Caccothryptus tardarsauceae is a species of minute marsh-loving beetle in the subfamily Limnichinae. The species was described alongside five other Caccothryptus species by Natural History Museum entomologist Keita Matsumoto in 2021, using a male specimen gathered in 1953 by Harry George Champion in Haldwani, India. One of Champion's specimens was distinguished from its initial classification of C. ripicola due to distinct genital structures. The species was named for Tardar Sauce, also known as Grumpy Cat, a pet cat which had become an internet celebrity prior to her death in 2019.

==Taxonomy==
The Limnichidae (minute marsh-loving beetle) genus Caccothryptus was first described by David Sharp in 1902. In 2014, the genus was divided into five species groups by Carles Hernando and Ignacio Ribera.

A group of Caccothryptus specimens were collected in 1953 by forester Harry George Champion in the Haldwani division of the Kumaon Himalayas, India. These were labeled as C. ripicola and C. testudo, which Champion had previously described in 1923. These were stored at the British Natural History Museum. In 2021, Natural History Museum entomologist Keita Matsumoto identified a number of distinct species from these specimens. A single male specimen was identified as the holotype for Caccothryptus tardarsauceae. C. tardarsauceae was placed in the species group C. testudo and named for Tardar Sauce (also known as Grumpy Cat), a cat popular in internet memes who had died in 2019, two years prior to the species' formal description.
==Description==
The Caccothryptus tardarsauceae specimen identified has an elytral length of 3.64 mm, and elytral widths of 2.50 mm. Their prothorax is 0.87 mm in length and 2.11 mm in width. C. tardarsauceae has an elongated oval body, brown in colour except for reddish tibia and long, white setae, which are distributed across both the upper and lower sides of the beetle. Its tarsi are divided into five segments, of increasing length, with the fifth segment as long as the others combined. It has long, narrow, light brown tarsal claws. The beetle's head, smooth and punctured, is slightly retracted into its pronotum, and features eleven-segment antennae.

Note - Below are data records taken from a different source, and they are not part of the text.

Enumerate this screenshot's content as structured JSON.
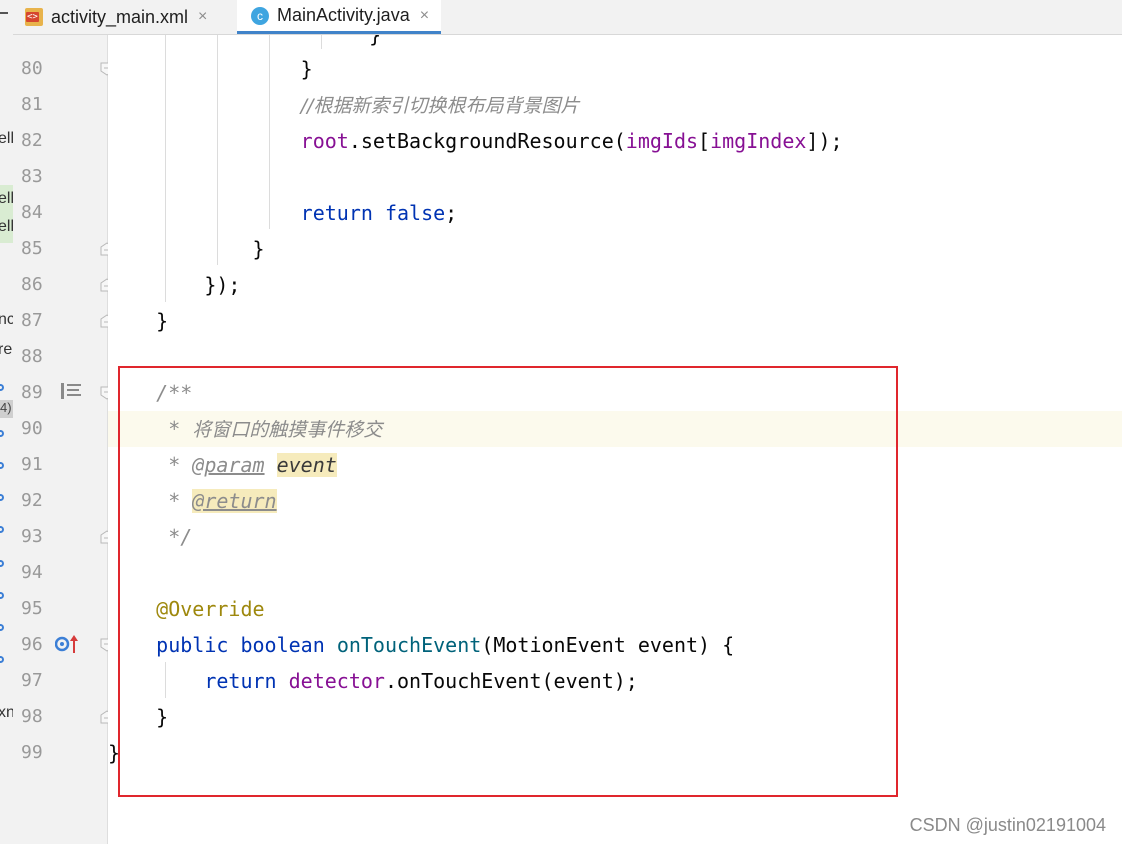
{
  "tabs": [
    {
      "label": "activity_main.xml",
      "icon": "xml-file-icon",
      "active": false
    },
    {
      "label": "MainActivity.java",
      "icon": "java-class-icon",
      "active": true
    }
  ],
  "close_glyph": "×",
  "left_panel_fragments": [
    "ell",
    "ell",
    "ell",
    "nc",
    "re",
    "4)",
    "xn"
  ],
  "line_numbers": [
    "80",
    "81",
    "82",
    "83",
    "84",
    "85",
    "86",
    "87",
    "88",
    "89",
    "90",
    "91",
    "92",
    "93",
    "94",
    "95",
    "96",
    "97",
    "98",
    "99"
  ],
  "code": {
    "l80": {
      "brace": "}"
    },
    "l81": {
      "comment": "//根据新索引切换根布局背景图片"
    },
    "l82": {
      "obj": "root",
      "dot": ".",
      "method": "setBackgroundResource(",
      "arr": "imgIds",
      "lb": "[",
      "idx": "imgIndex",
      "end": "]);"
    },
    "l84": {
      "kw": "return",
      "val": "false",
      "semi": ";"
    },
    "l85": {
      "brace": "}"
    },
    "l86": {
      "text": "});"
    },
    "l87": {
      "brace": "}"
    },
    "l89": {
      "text": "/**"
    },
    "l90": {
      "star": " * ",
      "text": "将窗口的触摸事件移交"
    },
    "l91": {
      "star": " * ",
      "tag": "@param",
      "param": "event"
    },
    "l92": {
      "star": " * ",
      "tag": "@return"
    },
    "l93": {
      "text": " */"
    },
    "l95": {
      "annotation": "@Override"
    },
    "l96": {
      "kw1": "public",
      "kw2": "boolean",
      "name": "onTouchEvent",
      "sig": "(MotionEvent event) {"
    },
    "l97": {
      "kw": "return",
      "field": "detector",
      "call": ".onTouchEvent(event);"
    },
    "l98": {
      "brace": "}"
    },
    "l99": {
      "brace": "}"
    }
  },
  "watermark": "CSDN @justin02191004",
  "colors": {
    "keyword": "#0033b3",
    "field": "#871094",
    "method_decl": "#00627a",
    "annotation": "#9e880d",
    "comment": "#8c8c8c",
    "highlight_box": "#e0262d",
    "active_tab_underline": "#4083c9"
  }
}
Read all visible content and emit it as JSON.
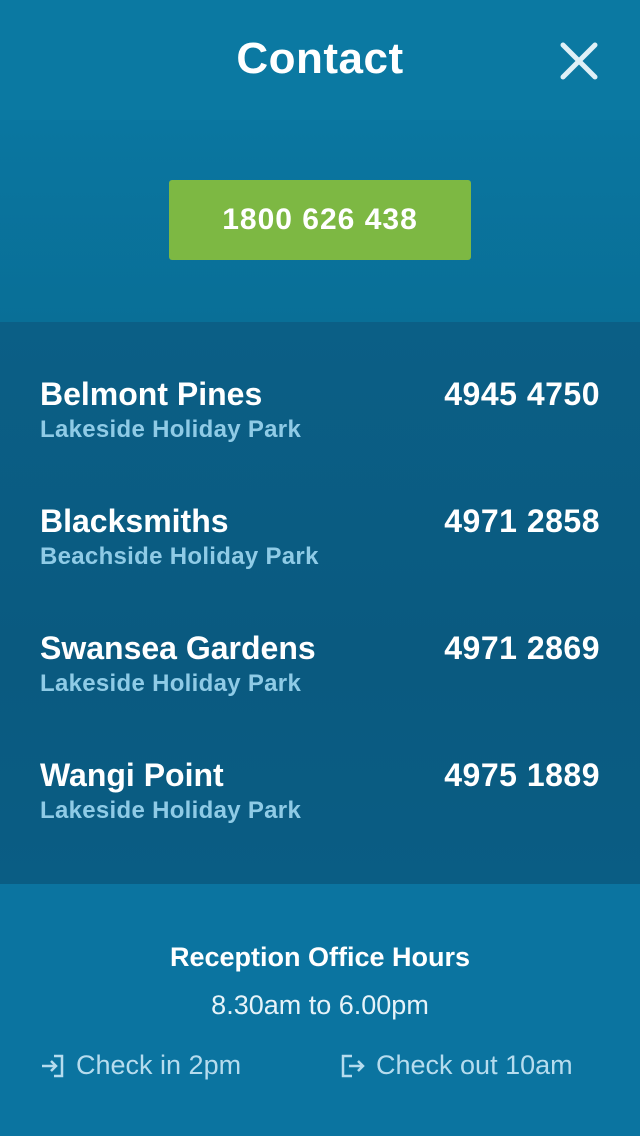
{
  "header": {
    "title": "Contact",
    "close_icon": "close-icon"
  },
  "hero": {
    "phone_label": "1800 626 438",
    "button_color": "#7db843"
  },
  "parks": [
    {
      "name": "Belmont Pines",
      "type": "Lakeside Holiday Park",
      "phone": "4945 4750"
    },
    {
      "name": "Blacksmiths",
      "type": "Beachside Holiday Park",
      "phone": "4971 2858"
    },
    {
      "name": "Swansea Gardens",
      "type": "Lakeside Holiday Park",
      "phone": "4971 2869"
    },
    {
      "name": "Wangi Point",
      "type": "Lakeside Holiday Park",
      "phone": "4975 1889"
    }
  ],
  "footer": {
    "hours_title": "Reception Office Hours",
    "hours_value": "8.30am to 6.00pm",
    "check_in": "Check in 2pm",
    "check_out": "Check out 10am",
    "check_in_icon": "sign-in-icon",
    "check_out_icon": "sign-out-icon"
  },
  "colors": {
    "header_bg": "#0b79a2",
    "list_bg": "#0b5f86",
    "subtitle_text": "#8fcbe6"
  }
}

The beetle's genitals display a number of differences from the original classification of C. ripicola, which enabled its classification as a separate species. C. tardarsauceae's parameres sinuate along their upper side, forming two concave curves. Its median lobe is narrow and slightly pointed along its side. The depression between the apical notches on C. tardarsauceae's parameres has a gently pointed end, while the notches themselves are v-shaped from the side.